Contaba la abuela que siempre le dieron un asco horrible los aeropuertos desde que, allá por el año 2017, antes de que el uso de las mascarillas fuera obligatorio -mucho antes-, presenciara el episodio más repugnante que había visto jamás.
Relataba a todo aquel que se interesara lo más mínimo por esa historia, que en mayo de ese año, a punto de coger un avión en el aeropuerto de Barajas para recibir uno de sus primeros reconocimientos internacionales como joven promesa del violín en Varsovia, se sentó a esperar junto a la puerta de embarque y descubrió, sentado también frente a ella, al prestigioso violinista polaco Rahel Kostka mirando su móvil. Entonces era habitual volar entre ciudades y se permitía a los viajeros compartir salas de espera atiborradas de cómodas sillas sin tener en cuenta la distancia social de seguridad.
Tardó un par de minutos en valorar la posibilidad de acercarse a él y pedirle humildemente un selfi.

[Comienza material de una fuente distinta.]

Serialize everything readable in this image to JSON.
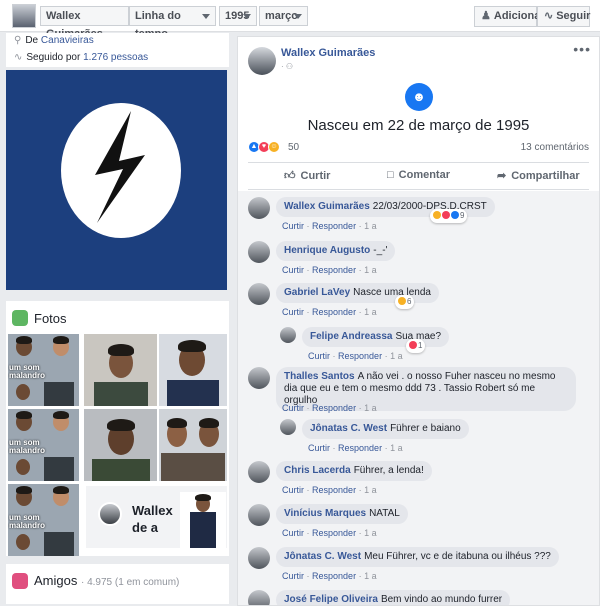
{
  "topbar": {
    "name": "Wallex Guimarães",
    "crumbs": [
      "Linha do tempo",
      "1995",
      "março"
    ],
    "add_label": "Adicionar",
    "follow_label": "Seguir"
  },
  "about": {
    "from_prefix": "De",
    "from_place": "Canavieiras",
    "followed_prefix": "Seguido por",
    "followed_count": "1.276 pessoas"
  },
  "photos": {
    "title": "Fotos",
    "caption_1": "um som",
    "caption_2": "malandro",
    "card_name": "Wallex",
    "card_sub": "de a"
  },
  "friends": {
    "title": "Amigos",
    "count": "· 4.975 (1 em comum)"
  },
  "post": {
    "author": "Wallex Guimarães",
    "meta": "· ⚇",
    "event_title": "Nasceu em 22 de março de 1995",
    "reaction_count": "50",
    "comments_count": "13 comentários",
    "actions": {
      "like": "Curtir",
      "comment": "Comentar",
      "share": "Compartilhar"
    }
  },
  "comment_links": {
    "like": "Curtir",
    "reply": "Responder",
    "sep": "·",
    "time": "1 a"
  },
  "comments": [
    {
      "name": "Wallex Guimarães",
      "text": "22/03/2000-DPS.D.CRST",
      "reactions": "9"
    },
    {
      "name": "Henrique Augusto",
      "text": "-_-'"
    },
    {
      "name": "Gabriel LaVey",
      "text": "Nasce uma lenda",
      "reactions": "6"
    },
    {
      "name": "Felipe Andreassa",
      "text": "Sua mae?",
      "reactions": "1"
    },
    {
      "name": "Thalles Santos",
      "text": "A não vei . o nosso Fuher nasceu no mesmo dia que eu e tem o mesmo ddd 73 . Tassio Robert só me orgulho"
    },
    {
      "name": "Jônatas C. West",
      "text": "Führer e baiano"
    },
    {
      "name": "Chris Lacerda",
      "text": "Führer, a lenda!"
    },
    {
      "name": "Vinícius Marques",
      "text": "NATAL"
    },
    {
      "name": "Jônatas C. West",
      "text": "Meu Führer, vc e de itabuna ou ilhéus ???"
    },
    {
      "name": "José Felipe Oliveira",
      "text": "Bem vindo ao mundo furrer"
    }
  ],
  "colors": {
    "fb_blue": "#385898",
    "cover_bg": "#1c3f7e",
    "like": "#1877f2",
    "love": "#f33e58",
    "haha": "#f7b125"
  }
}
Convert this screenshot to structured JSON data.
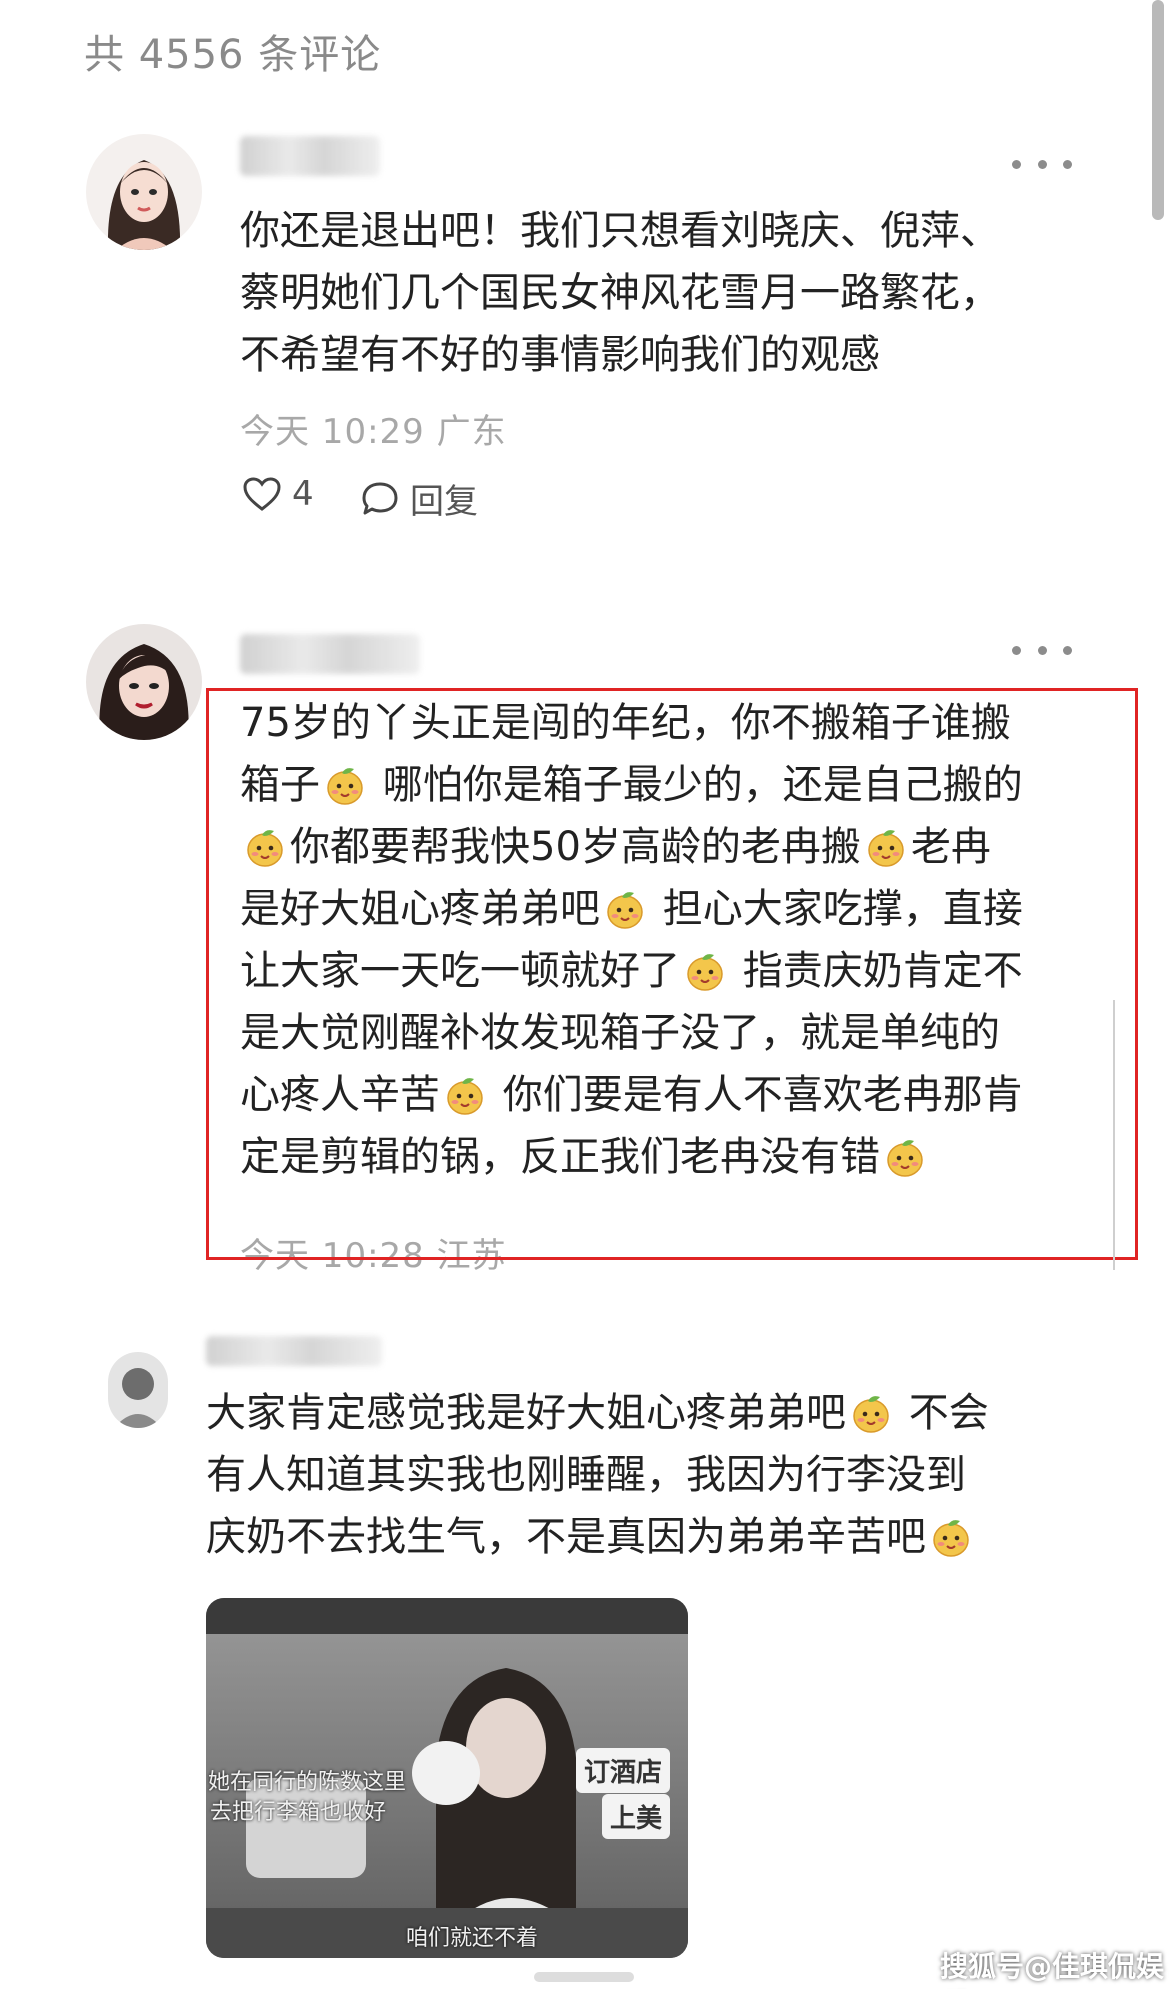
{
  "header": {
    "comment_count": "共 4556 条评论"
  },
  "comments": [
    {
      "text": "你还是退出吧！我们只想看刘晓庆、倪萍、蔡明她们几个国民女神风花雪月一路繁花，不希望有不好的事情影响我们的观感",
      "lines": [
        "你还是退出吧！我们只想看刘晓庆、倪萍、",
        "蔡明她们几个国民女神风花雪月一路繁花，",
        "不希望有不好的事情影响我们的观感"
      ],
      "time": "今天 10:29 广东",
      "likes": "4",
      "reply_label": "回复"
    },
    {
      "lines": [
        "75岁的丫头正是闯的年纪，你不搬箱子谁搬",
        "箱子",
        "哪怕你是箱子最少的，还是自己搬的",
        "你都要帮我快50岁高龄的老冉搬",
        "老冉",
        "是好大姐心疼弟弟吧",
        "担心大家吃撑，直接",
        "让大家一天吃一顿就好了",
        "指责庆奶肯定不",
        "是大觉刚醒补妆发现箱子没了，就是单纯的",
        "心疼人辛苦",
        "你们要是有人不喜欢老冉那肯",
        "定是剪辑的锅，反正我们老冉没有错"
      ],
      "time": "今天 10:28 江苏"
    },
    {
      "lines": [
        "大家肯定感觉我是好大姐心疼弟弟吧",
        "不会",
        "有人知道其实我也刚睡醒，我因为行李没到",
        "庆奶不去找生气，不是真因为弟弟辛苦吧"
      ],
      "image": {
        "subtitle_1": "她在同行的陈数这里",
        "subtitle_2": "去把行李箱也收好",
        "sign_1": "订酒店",
        "sign_2": "上美",
        "caption": "咱们就还不着"
      }
    }
  ],
  "watermark": "搜狐号@佳琪侃娱乐",
  "colors": {
    "highlight": "#e02424",
    "meta": "#a8a8a8",
    "text": "#222222"
  }
}
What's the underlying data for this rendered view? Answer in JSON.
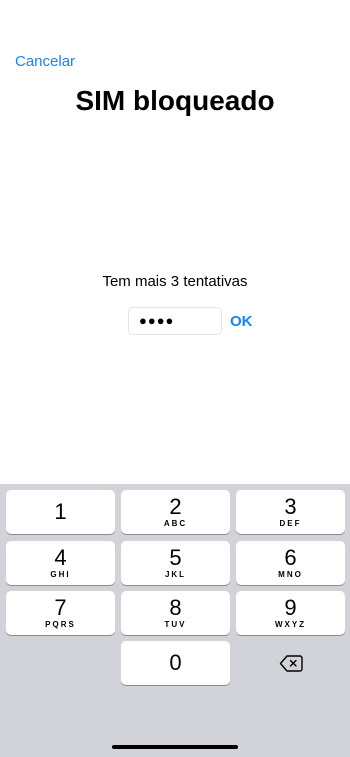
{
  "header": {
    "cancel_label": "Cancelar",
    "title": "SIM bloqueado"
  },
  "main": {
    "attempts_text": "Tem mais 3 tentativas",
    "pin_masked": "●●●●",
    "ok_label": "OK"
  },
  "keypad": {
    "keys": [
      {
        "digit": "1",
        "letters": ""
      },
      {
        "digit": "2",
        "letters": "ABC"
      },
      {
        "digit": "3",
        "letters": "DEF"
      },
      {
        "digit": "4",
        "letters": "GHI"
      },
      {
        "digit": "5",
        "letters": "JKL"
      },
      {
        "digit": "6",
        "letters": "MNO"
      },
      {
        "digit": "7",
        "letters": "PQRS"
      },
      {
        "digit": "8",
        "letters": "TUV"
      },
      {
        "digit": "9",
        "letters": "WXYZ"
      },
      {
        "digit": "0",
        "letters": ""
      }
    ],
    "delete_icon": "backspace-icon"
  },
  "colors": {
    "accent": "#1a84ea",
    "keyboard_bg": "#d1d3d9",
    "key_bg": "#ffffff"
  }
}
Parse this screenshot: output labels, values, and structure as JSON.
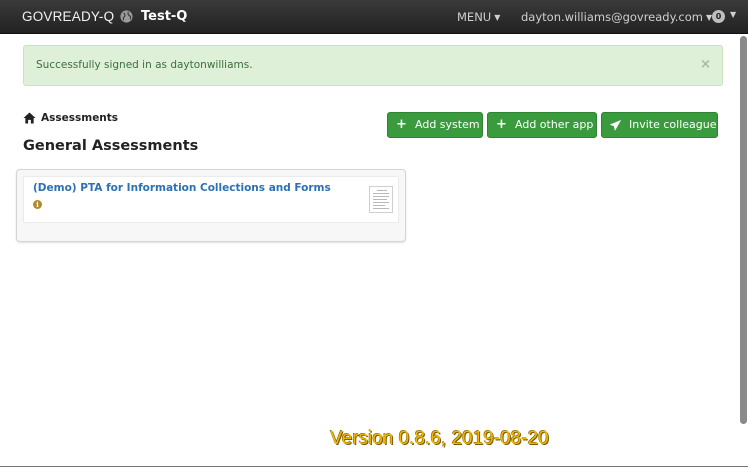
{
  "navbar": {
    "brand": "GOVREADY-Q",
    "org_name": "Test-Q",
    "menu_label": "MENU",
    "user_email": "dayton.williams@govready.com",
    "notifications_count": "0"
  },
  "alert": {
    "message": "Successfully signed in as daytonwilliams.",
    "close_symbol": "×"
  },
  "breadcrumb": {
    "label": "Assessments"
  },
  "page": {
    "title": "General Assessments"
  },
  "actions": {
    "add_system": "Add system",
    "add_other_app": "Add other app",
    "invite_colleague": "Invite colleague"
  },
  "assessments": [
    {
      "title": "(Demo) PTA for Information Collections and Forms"
    }
  ],
  "footer": {
    "version": "Version 0.8.6, 2019-08-20"
  },
  "colors": {
    "navbar_bg": "#222222",
    "alert_bg": "#dff0d8",
    "button_green": "#3a9b3e",
    "link_blue": "#2c71b3",
    "version_yellow": "#f2b600"
  },
  "icons": {
    "globe": "globe-icon",
    "home": "home-icon",
    "plus": "plus-icon",
    "send": "paper-plane-icon",
    "info": "info-icon"
  }
}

A la par que se levantaba y apretaba amorosa el estuche con su violín al pecho para impedir que un inquieto corazón se escapara por entre los botones de su camisa, justo a la par de ese movimiento, contaba, el hombre se metió el dedo índice de la mano derecha en el agujero de la nariz, hurgó a conciencia, arrastró lo que debía ser un moco bastante contundente, viscoso, y lo pegó a continuación debajo de su asiento, sin dejar de mirar abstraído lo que quiera que estuviese viendo en el móvil. Si me permiten una pequeña confesión, en su casa también era obligatorio el uso de mascarillas y en su testamento especifica que la entierren con un buen puñado de ellas.